El comienzo de la tercera parte de ¿Qué pasó ayer? incluye a un cementerio, como en el de Amigos míos Acto II (El quinteto irreverente, Mario Monicelli, 1982), la más brutal y brillante comedia italiana de todos los tiempos, nihilista más que políticamente incorrecta. Toda otra comedia empalidece a su lado y ésta también, que, como aquella, forma parte de una saga cuyos protagonistas ponen en cuestión las ventajas del crecimiento. Detengámonos aquí un momento para señalar ciertas diferencias. En la italiana ninguno quería crecer sin que se nos presentaran mecanismos de negación demasiado evidentes. A esa altura del partido (todos tenían más de 50 años), era una decisión tomada con toda conciencia, o con la suficiente como para no jugar el juego neurótico de la autocompasión. Aquí solamente el personaje de Zach Galifianakis se encuentra en una situación algo parecida, pero el diseño caricaturesco le quita peso moral, reduciendo la anécdota a travesura de pendejo.
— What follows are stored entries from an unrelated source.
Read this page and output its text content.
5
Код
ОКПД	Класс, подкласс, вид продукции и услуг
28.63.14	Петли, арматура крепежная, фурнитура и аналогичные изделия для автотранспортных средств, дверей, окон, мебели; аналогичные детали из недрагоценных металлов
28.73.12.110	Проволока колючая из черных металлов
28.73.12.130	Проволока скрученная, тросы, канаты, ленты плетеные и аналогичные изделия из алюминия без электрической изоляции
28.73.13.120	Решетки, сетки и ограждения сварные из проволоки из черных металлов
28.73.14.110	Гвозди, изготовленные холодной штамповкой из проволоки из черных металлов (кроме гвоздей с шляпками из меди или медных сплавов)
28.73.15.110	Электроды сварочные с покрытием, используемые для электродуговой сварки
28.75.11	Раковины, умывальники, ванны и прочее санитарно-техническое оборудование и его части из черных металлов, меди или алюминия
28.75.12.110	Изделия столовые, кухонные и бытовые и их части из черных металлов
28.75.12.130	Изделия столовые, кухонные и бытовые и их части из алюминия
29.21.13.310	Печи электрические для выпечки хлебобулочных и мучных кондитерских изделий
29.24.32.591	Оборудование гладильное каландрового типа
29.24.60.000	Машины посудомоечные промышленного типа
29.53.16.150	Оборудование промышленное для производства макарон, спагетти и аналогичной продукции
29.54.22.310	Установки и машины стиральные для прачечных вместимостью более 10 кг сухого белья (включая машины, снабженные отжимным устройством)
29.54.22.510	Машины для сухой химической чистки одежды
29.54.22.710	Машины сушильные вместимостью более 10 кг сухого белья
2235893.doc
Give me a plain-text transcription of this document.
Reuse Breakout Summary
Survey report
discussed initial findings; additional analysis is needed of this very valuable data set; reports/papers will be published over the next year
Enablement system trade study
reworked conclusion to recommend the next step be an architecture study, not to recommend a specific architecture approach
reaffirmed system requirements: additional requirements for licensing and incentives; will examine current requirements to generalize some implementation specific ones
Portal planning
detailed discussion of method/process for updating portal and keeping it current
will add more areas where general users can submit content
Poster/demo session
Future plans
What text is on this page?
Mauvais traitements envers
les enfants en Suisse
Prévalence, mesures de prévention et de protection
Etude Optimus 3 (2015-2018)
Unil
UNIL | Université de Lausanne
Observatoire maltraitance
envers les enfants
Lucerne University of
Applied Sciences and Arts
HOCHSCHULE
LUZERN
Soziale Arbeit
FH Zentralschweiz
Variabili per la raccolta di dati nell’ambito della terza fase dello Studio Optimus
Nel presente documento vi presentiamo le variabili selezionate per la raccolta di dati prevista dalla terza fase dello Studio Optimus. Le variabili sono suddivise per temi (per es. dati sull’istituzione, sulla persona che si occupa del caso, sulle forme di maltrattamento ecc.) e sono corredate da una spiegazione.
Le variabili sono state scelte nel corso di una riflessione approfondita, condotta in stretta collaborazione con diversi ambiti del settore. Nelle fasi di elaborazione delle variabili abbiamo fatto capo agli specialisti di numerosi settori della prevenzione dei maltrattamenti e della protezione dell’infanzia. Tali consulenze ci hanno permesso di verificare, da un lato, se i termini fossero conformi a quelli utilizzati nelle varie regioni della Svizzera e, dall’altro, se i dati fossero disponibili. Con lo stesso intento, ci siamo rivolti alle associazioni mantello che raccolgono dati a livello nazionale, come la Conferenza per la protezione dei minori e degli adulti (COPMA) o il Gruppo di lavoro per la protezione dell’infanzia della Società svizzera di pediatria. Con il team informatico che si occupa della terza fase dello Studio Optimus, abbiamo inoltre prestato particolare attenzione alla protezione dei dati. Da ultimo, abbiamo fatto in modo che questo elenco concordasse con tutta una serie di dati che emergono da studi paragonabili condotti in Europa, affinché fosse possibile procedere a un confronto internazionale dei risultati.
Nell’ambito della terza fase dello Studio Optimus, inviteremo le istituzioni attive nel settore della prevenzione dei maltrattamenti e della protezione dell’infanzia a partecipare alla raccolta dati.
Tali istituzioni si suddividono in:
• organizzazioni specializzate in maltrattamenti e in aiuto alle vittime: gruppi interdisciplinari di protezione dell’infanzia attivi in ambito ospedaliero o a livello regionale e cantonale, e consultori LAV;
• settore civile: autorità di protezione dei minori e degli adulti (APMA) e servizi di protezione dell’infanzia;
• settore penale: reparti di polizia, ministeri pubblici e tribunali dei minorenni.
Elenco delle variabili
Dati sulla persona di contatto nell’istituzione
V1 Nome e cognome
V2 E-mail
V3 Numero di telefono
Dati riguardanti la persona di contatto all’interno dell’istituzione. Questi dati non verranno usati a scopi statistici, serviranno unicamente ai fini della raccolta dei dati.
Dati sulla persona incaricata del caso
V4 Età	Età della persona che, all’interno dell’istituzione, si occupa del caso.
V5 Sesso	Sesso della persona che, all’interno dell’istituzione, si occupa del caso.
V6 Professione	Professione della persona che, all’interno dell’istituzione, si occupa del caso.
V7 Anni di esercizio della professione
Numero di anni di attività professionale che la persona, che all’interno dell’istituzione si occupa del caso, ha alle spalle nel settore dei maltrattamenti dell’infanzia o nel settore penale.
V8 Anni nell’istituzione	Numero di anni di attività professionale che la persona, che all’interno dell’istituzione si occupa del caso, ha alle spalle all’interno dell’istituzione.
Con todo, es el único interesante, no tanto porque a su lado hay tres boludazos (uno de los cuales queda velozmente al margen de la aventura), personajes desdibujados y las peores versiones del adulto en tanto conformistas socialmente adaptados, sino porque él, con su egocentrismo casi lactante de tan pueril, es lo único realmente vivo de la película, además del chino loco, extranjero, puto y fuera de la ley, sin que esta caracterización alcance otra dimensión reivindicativa que la del infante reclamando por los cuidados básicos (el espectáculo de la infantilización resultaba algo más interesante contra el fondo de la disputa eleccionaria en Locos por los votos). Como en muchos dibujos animados, no hay adultos atractivos –si es que hay adultos- y entonces todos los conflictos se vuelven de cabotaje. A diferencia de los de Amigos míos Acto II, los gags se suceden sin la libertad estructural dada por la naturaleza episódica desafiante de aquella, ni despliegan su inteligencia y radicalidad. Estas travesuras jamás ponen en peligro orden simbólico alguno, y las más políticamente incorrectas ya no lo son, en parte, debido al contexto desacralizado en que se producen y exhiben, y también porque la digitalización diluye su potencial iconoclasta.